It already told you what version you're running, FreeBSD 9.0-RELEASE-p3, it's telling you that it will be End-Of-Life in 2 months. If nothing else FreeBSD 9.1 will surely be out by then. 

You can also run:

`$ dmesg`

and it will tell you at the top of the output what version you're running.


----------



## kpa (Nov 3, 2012)

http://www.freebsd.org/security/#sup


----------



## recluce (Nov 3, 2012)

Apparently, I am in the same situation. According to "*uname -a*" and "*dmesg*" I am on 9.0-RELEASE-p3. 

However, *freebsd-update* tells me that no updates are required to update to 9.0-RELEASE-p4. Something doesn't seem to be right here, any suggestions?


----------



## wrs (Nov 4, 2012)

*uname -a* shows the kernel patch level, and -p4 was unrelated to the kernel so your kernel is -p3 but userland is likely already -p4 as *freebsd-update* suggests.
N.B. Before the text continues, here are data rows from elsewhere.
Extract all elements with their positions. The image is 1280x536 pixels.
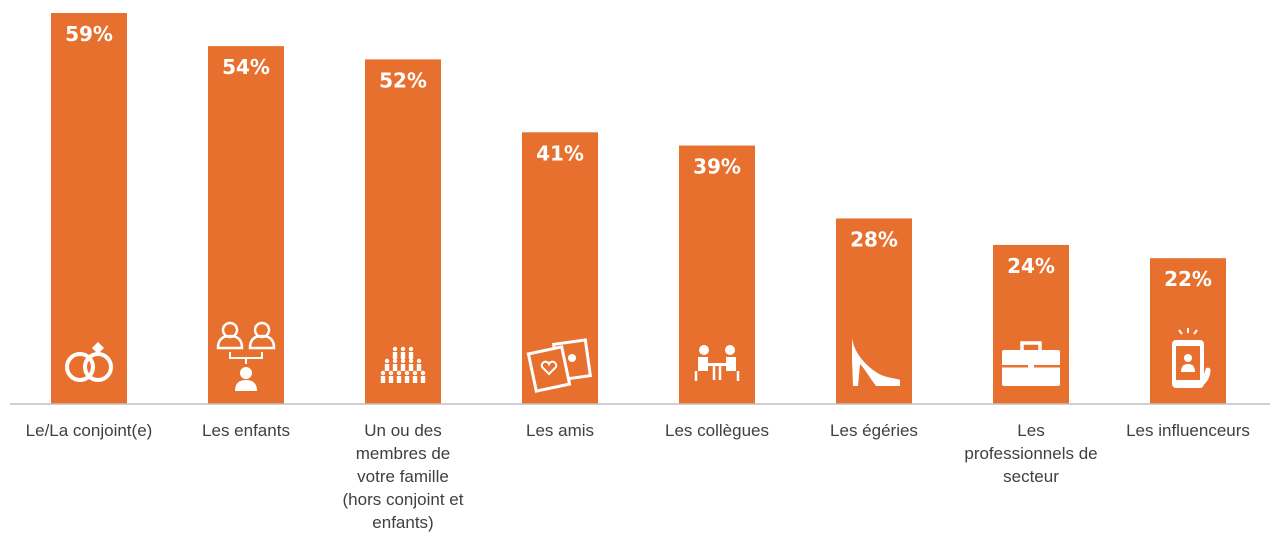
category-label: Un ou des membres de votre famille (hors… xyxy=(342,421,464,532)
value-label: 41% xyxy=(536,141,584,165)
value-label: 24% xyxy=(1007,254,1055,278)
briefcase-icon xyxy=(1002,341,1060,386)
meeting-icon xyxy=(694,345,740,381)
smartphone-icon xyxy=(1172,328,1211,388)
bar xyxy=(51,13,127,404)
value-label: 52% xyxy=(379,68,427,92)
bars-group: 59% 54% 52% 41% 39% 28% 24% 22% xyxy=(51,13,1226,405)
rings-icon xyxy=(65,342,113,382)
value-label: 39% xyxy=(693,155,741,179)
bar xyxy=(679,145,755,405)
category-label: Les collègues xyxy=(665,421,769,440)
value-label: 59% xyxy=(65,22,113,46)
photos-icon xyxy=(526,338,593,393)
value-label: 28% xyxy=(850,227,898,251)
category-label: Le/La conjoint(e) xyxy=(25,421,153,440)
category-label: Les amis xyxy=(525,421,595,440)
bar xyxy=(208,46,284,405)
value-label: 22% xyxy=(1164,267,1212,291)
bar xyxy=(365,59,441,404)
category-label: Les égéries xyxy=(830,421,918,440)
family-icon xyxy=(380,346,426,383)
category-label: Les influenceurs xyxy=(1126,421,1250,440)
value-label: 54% xyxy=(222,55,270,79)
parent-child-icon xyxy=(216,321,276,391)
category-label: Les professionnels de secteur xyxy=(964,421,1098,486)
icons-group xyxy=(65,321,1211,393)
category-label: Les enfants xyxy=(202,421,290,440)
high-heel-icon xyxy=(852,338,900,386)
Thanks to blakkheim on ##freebsd freenode for pointing this out to me.


----------



## recluce (Nov 4, 2012)

wrs said:
			
		

> uname -a shows the kernel patch level, and -p4 was unrelated to the kernel so your kernel is -p3 but userland is likely already -p4 as freebsd-update suggests.
> 
> thanks to blakkheim on ##freebsd freenode for pointing this out to me



Ok, understood and thank you!

Is the combination -p3 kernel (generic kernel, AMD64) and -p4 userland the expected and current configuration?


----------



## SirDice (Nov 5, 2012)

recluce said:
			
		

> Is the combination -p3 kernel (generic kernel, AMD64) and -p4 userland the expected and current configuration?


Yes, if you want to see the '-p4' just rebuild your kernel.


----------



## Sfynx (Nov 5, 2012)

Is it normal to EOL a FreeBSD release version two months after a new one comes out? I'd think a couple previous generations still keep receiving security patches for some time...


----------



## SirDice (Nov 5, 2012)

The .0 versions are always retired quite quickly.


----------



## Lorem-Ipsum (Nov 5, 2012)

The release schedule shows that the 9.1 RELEASE build is scheduled for the 9th and the release announcement for the 12th. Even if it's a bit late it'll certainly be out before 9.0 is retired.


----------



## SirDice (Nov 5, 2012)

Don't worry about it, if the release slips so will the EoL of 9.0.


----------